Real Time Vote analysis using Kafka, Spark and HDFS
- Python 3.8
- Java 1.8
- Apache Kafka
- Spark 3.5.3
- Hadoop 3
Clone the repository and create a virtual environment using the command python -m venv .venv. To activate the virtual environment run .venv\Scripts\activate. Run pip install -r requirements.txt to install necessary dependencies on your virtual environment.
Step 1: Start the hadoop cluster by running start-all.cmd on your terminal.
Step 2: To generate the Voters and candidate data using randomuser API run the following commands, python generate_voters_data.py, python generate_candidate_data.py.
Step 3: To generate historical data for training the linear regression model run the following command, python generate_historical_data.py. You can create historical data for different years.
Step 4: Upload voter_data, candidate_data and historical_data to HDFS.
Step 5: To train the linear regression model using the historical data in HDFS run the following command python linear_reg.py. To evaluate the trained model run python linear_reg_test.py. To visualize the prediction from the model run python linear_reg_plot.py.

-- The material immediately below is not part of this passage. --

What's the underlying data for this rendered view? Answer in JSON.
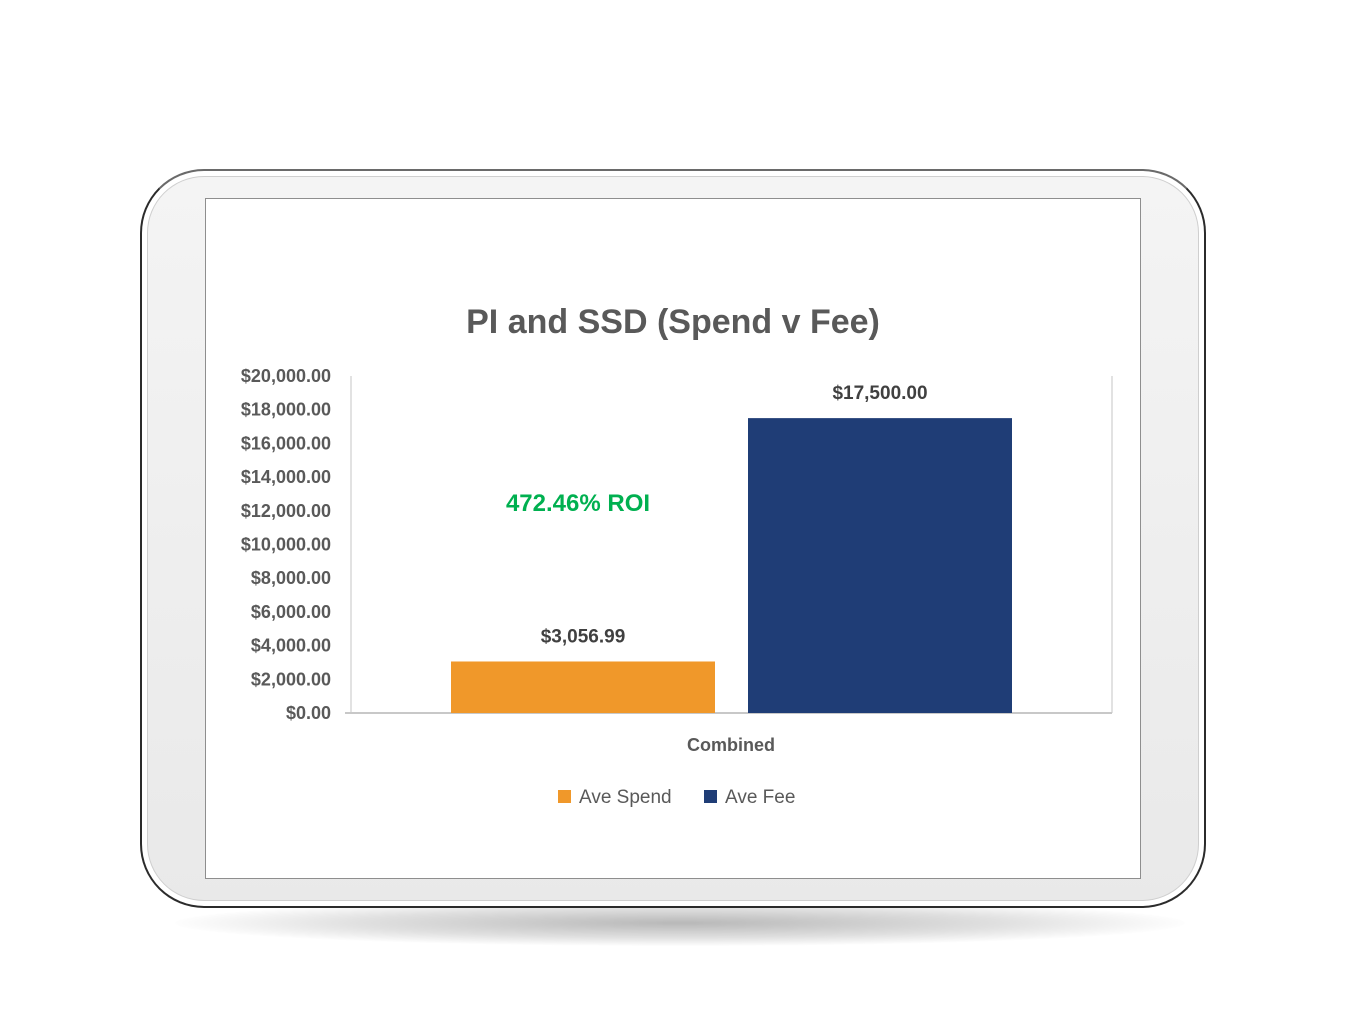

##Phase 2 : Real time Data Analysis without kafka integration
Step 1: Generate the Voters and candidate data using randomuser API run the following commands, python generate_voters_data.py, python generate_candidate_data.py.
Step 2: To train the ARIMA model run python arima.py. To predict the future time frames run python arima_test.py. To visualize the predicted time frames run python arima_plot.py.
Step 1: Start the hadoop cluster by running start-all.cmd on your terminal. Start the kafka server by running .\bin\windows\zookeeper-server-start.bat .\config\zookeeper.properties and .\bin\windows\kafka-server-start.bat .\config\server.properties in different terminals.
Step 2: Create necessary kafka topics by running the following commands, kafka-topics.bat --bootstrap-server localhost:9092 --create --topic voting_data , kafka-topics.bat --bootstrap-server localhost:9092 --create --topic data_<candidate_id>.
Step 3: To ingest the data to the kafka topic in real-time run python kafka_producer.py. Ensure you have created a kafka_topic 'voting_data'.
Step 4: To process the data from the kafka run python kafka_consumer.py. This code processes each message and commits the offset. It does the face verification using Siamese networks and trains the ARIMA model with real-time data.
Step 5: To visualize the analysis using streamlit run streamlit run frontend.py.